O texto, assinado pelo padre Juan Gralla, não deixa dúvidas acerca dos malefícios do Yoga para o cristão. É, sem dúvida, uma posição oposta em relação à primeira apresentada neste artigo (de Déchanet). Vale observar, porém, que o autor não cita as práticas corporais, concentrando-se exclusivamente na atitude mental dos praticantes. Por este prisma, segundo o padre Gralla, o "Cavalo de Tróia do Vale do Indo" não engana ninguém.
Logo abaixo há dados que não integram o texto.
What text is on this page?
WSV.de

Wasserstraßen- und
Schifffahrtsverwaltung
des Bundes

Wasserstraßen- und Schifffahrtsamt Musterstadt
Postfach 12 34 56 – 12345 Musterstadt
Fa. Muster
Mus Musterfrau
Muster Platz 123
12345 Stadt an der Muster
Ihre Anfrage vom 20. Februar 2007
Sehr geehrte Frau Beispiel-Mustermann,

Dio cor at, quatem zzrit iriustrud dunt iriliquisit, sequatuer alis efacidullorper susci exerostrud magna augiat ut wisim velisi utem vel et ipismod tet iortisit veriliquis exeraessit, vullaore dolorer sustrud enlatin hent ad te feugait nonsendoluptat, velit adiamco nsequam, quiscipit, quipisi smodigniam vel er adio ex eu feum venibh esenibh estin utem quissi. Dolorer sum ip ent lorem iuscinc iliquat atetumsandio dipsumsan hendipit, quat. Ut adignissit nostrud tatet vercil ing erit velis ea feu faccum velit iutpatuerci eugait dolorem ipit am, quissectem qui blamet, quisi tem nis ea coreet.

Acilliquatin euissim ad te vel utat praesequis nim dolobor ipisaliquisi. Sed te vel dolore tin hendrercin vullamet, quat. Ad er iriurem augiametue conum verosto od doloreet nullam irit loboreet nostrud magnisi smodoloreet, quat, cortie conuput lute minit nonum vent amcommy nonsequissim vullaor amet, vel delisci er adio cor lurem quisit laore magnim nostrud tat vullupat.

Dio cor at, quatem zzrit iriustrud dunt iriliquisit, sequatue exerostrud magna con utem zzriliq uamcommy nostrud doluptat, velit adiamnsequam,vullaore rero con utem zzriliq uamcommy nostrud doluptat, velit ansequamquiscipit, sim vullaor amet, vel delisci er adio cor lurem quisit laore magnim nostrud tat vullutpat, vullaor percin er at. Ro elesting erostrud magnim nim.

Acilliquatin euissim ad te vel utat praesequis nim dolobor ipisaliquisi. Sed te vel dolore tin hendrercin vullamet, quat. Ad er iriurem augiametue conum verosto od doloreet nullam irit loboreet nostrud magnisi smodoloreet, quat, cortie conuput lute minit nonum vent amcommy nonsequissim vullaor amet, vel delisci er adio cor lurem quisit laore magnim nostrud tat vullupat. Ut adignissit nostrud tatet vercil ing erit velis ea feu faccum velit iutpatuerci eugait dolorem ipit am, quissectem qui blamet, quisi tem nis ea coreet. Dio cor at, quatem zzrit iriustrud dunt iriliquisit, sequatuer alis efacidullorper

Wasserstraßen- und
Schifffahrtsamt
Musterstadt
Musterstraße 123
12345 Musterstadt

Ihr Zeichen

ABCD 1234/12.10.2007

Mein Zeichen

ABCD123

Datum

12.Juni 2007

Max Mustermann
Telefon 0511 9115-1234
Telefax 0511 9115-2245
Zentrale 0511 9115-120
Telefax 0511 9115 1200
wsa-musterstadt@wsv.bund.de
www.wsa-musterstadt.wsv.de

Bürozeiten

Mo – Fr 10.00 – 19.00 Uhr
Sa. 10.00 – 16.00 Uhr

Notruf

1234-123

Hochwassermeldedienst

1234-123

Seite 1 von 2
O verdadeiro fiel, segundo ele, abraça o catolicismo sem "abrir portas". Como veremos a seguir, opinião semelhante é manifestada por seguidores da Assembléia de Deus.

6. "A ioga não tem nada a ver com a palavra de Deus"
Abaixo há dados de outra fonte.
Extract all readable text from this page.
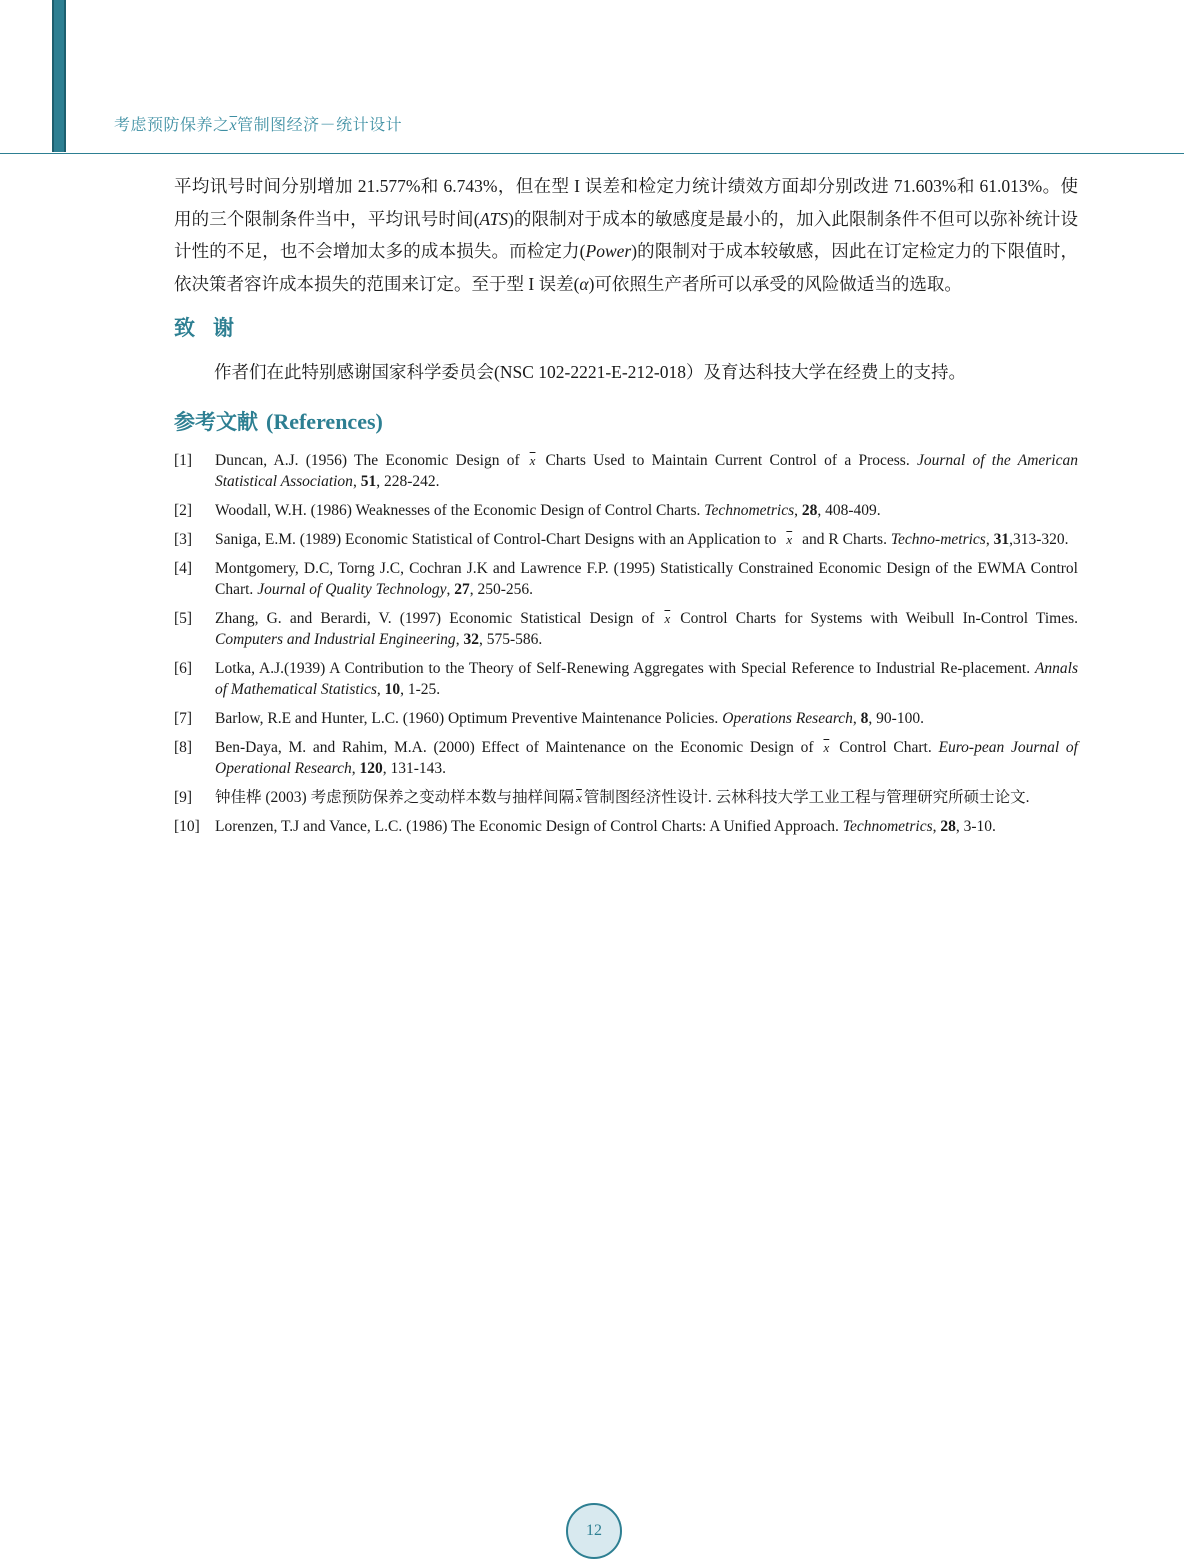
考虑预防保养之$\overline{x}$管制图经济－统计设计

平均讯号时间分别增加 21.577%和 6.743%，但在型 I 误差和检定力统计绩效方面却分别改进 71.603%和 61.013%。使用的三个限制条件当中，平均讯号时间(ATS)的限制对于成本的敏感度是最小的，加入此限制条件不但可以弥补统计设计性的不足，也不会增加太多的成本损失。而检定力(Power)的限制对于成本较敏感，因此在订定检定力的下限值时，依决策者容许成本损失的范围来订定。至于型 I 误差(α)可依照生产者所可以承受的风险做适当的选取。

致谢

作者们在此特别感谢国家科学委员会(NSC 102-2221-E-212-018）及育达科技大学在经费上的支持。

参考文献 (References)
[1]	Duncan, A.J. (1956) The Economic Design of $\overline{x}$ Charts Used to Maintain Current Control of a Process. Journal of the American Statistical Association, 51, 228-242.
[2]	Woodall, W.H. (1986) Weaknesses of the Economic Design of Control Charts. Technometrics, 28, 408-409.
[3]	Saniga, E.M. (1989) Economic Statistical of Control-Chart Designs with an Application to $\overline{x}$ and R Charts. Techno-metrics, 31,313-320.
[4]	Montgomery, D.C, Torng J.C, Cochran J.K and Lawrence F.P. (1995) Statistically Constrained Economic Design of the EWMA Control Chart. Journal of Quality Technology, 27, 250-256.
[5]	Zhang, G. and Berardi, V. (1997) Economic Statistical Design of $\overline{x}$ Control Charts for Systems with Weibull In-Control Times. Computers and Industrial Engineering, 32, 575-586.
[6]	Lotka, A.J.(1939) A Contribution to the Theory of Self-Renewing Aggregates with Special Reference to Industrial Re-placement. Annals of Mathematical Statistics, 10, 1-25.
[7]	Barlow, R.E and Hunter, L.C. (1960) Optimum Preventive Maintenance Policies. Operations Research, 8, 90-100.
[8]	Ben-Daya, M. and Rahim, M.A. (2000) Effect of Maintenance on the Economic Design of $\overline{x}$ Control Chart. Euro-pean Journal of Operational Research, 120, 131-143.
[9]	钟佳桦 (2003) 考虑预防保养之变动样本数与抽样间隔 $\overline{x}$ 管制图经济性设计. 云林科技大学工业工程与管理研究所硕士论文.
[10] Lorenzen, T.J and Vance, L.C. (1986) The Economic Design of Control Charts: A Unified Approach. Technometrics, 28, 3-10.
12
Em sua edição de número dez (de dezembro, janeiro e fevereiro de 2003), a revista "Resposta Fiel - Apologia da Fé Cristã" (fig. 4), editada pela Casa Publicadora das Assembléias de Deus (CEPAD),[36] trouxe uma reportagem de capa alertando os fiéis assembleianos para os efeitos "desviantes" do Yoga. O título da matéria - "Ioga - Ocultismo disfarçado em exercício" -[37] não deixa dúvidas acerca do posicionamento oficial assembleiano em relação ao tema. De acordo com a matéria, os cristãos não devem praticá-lo, sob pena de se verem enredados pelo paganismo e, mesmo, por forças demoníacas.
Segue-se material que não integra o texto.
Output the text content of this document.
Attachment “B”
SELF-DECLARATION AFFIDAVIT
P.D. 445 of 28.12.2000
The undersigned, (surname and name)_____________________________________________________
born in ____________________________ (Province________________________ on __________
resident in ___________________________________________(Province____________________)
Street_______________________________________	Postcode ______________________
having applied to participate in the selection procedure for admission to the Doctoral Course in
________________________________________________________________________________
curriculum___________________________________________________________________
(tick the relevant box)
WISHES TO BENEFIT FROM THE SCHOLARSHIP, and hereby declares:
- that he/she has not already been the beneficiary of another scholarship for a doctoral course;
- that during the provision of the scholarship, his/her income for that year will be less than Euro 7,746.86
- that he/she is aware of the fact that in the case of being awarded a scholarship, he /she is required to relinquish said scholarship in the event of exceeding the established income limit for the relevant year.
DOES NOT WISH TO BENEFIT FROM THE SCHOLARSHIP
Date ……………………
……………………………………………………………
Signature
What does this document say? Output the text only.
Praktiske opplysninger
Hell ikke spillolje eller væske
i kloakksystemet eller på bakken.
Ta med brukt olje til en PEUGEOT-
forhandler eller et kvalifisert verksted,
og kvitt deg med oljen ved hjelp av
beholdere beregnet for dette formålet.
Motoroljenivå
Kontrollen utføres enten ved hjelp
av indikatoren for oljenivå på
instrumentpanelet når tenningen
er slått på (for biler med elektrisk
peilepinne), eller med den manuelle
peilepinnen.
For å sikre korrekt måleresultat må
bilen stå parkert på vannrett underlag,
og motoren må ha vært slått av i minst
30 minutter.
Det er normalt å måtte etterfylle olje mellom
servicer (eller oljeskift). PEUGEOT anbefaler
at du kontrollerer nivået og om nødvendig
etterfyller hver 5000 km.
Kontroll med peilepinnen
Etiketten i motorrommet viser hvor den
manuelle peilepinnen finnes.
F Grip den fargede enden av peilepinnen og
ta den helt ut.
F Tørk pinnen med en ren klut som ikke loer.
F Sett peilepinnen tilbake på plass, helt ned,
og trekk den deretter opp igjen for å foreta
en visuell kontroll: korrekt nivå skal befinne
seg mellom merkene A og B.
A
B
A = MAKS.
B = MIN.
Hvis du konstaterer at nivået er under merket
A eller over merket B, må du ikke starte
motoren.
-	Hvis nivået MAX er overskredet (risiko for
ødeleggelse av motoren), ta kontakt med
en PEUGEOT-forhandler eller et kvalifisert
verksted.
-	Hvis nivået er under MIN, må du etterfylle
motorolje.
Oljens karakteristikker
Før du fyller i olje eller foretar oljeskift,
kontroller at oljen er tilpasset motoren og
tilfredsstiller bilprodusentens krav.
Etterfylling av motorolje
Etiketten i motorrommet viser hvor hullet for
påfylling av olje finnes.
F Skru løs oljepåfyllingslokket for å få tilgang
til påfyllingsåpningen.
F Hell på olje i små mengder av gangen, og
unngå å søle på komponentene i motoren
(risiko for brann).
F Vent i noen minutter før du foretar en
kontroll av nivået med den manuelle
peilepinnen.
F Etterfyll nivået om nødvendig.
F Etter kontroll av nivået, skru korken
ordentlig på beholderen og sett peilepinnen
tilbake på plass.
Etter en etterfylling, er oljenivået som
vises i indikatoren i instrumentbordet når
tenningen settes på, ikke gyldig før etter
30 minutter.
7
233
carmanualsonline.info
Tão interessante quanto a matéria em si é o editorial da revista ("Engano que vem do Oriente"), em que os responsáveis pela publicação justificam seu alerta em relação às "coisas do Oriente": "Desde os anos 60, o mundo ocidental tem recebido uma forte influência das concepções filosóficas e religiosas do oriente. De uns anos para cá, as seitas orientais têm encontrado imensa guarida em solo ocidental. Se dermos uma olhada nas prateleiras das livrarias, vamos perceber que elas incluíram, já há alguns anos, seções para obras esotéricas, budistas etc. Nas lojas de CD, são inúmeros os títulos New Age. Se dirigirmo-nos a uma academia, encontraremos muitas pessoas praticando artes marciais ou ioga. Esses são só alguns exemplos da enorme influência da filosofia e religiosidade oriental na sociedade antes tida como judaico-cristã. O pior de tudo isso é que há muitos cristãos que pensam que não há problema nenhum em aderir às filosofias ou práticas orientais. Por isso, nesta edição, Resposta Fiel resolveu tirar as dúvidas de cristãos sinceros e bater de frente com os conceitos sincretistas, que nada têm a ver com as Sagradas Escrituras. As trevas não se misturam com a luz. Não há comunhão entre a luz e as trevas."[38]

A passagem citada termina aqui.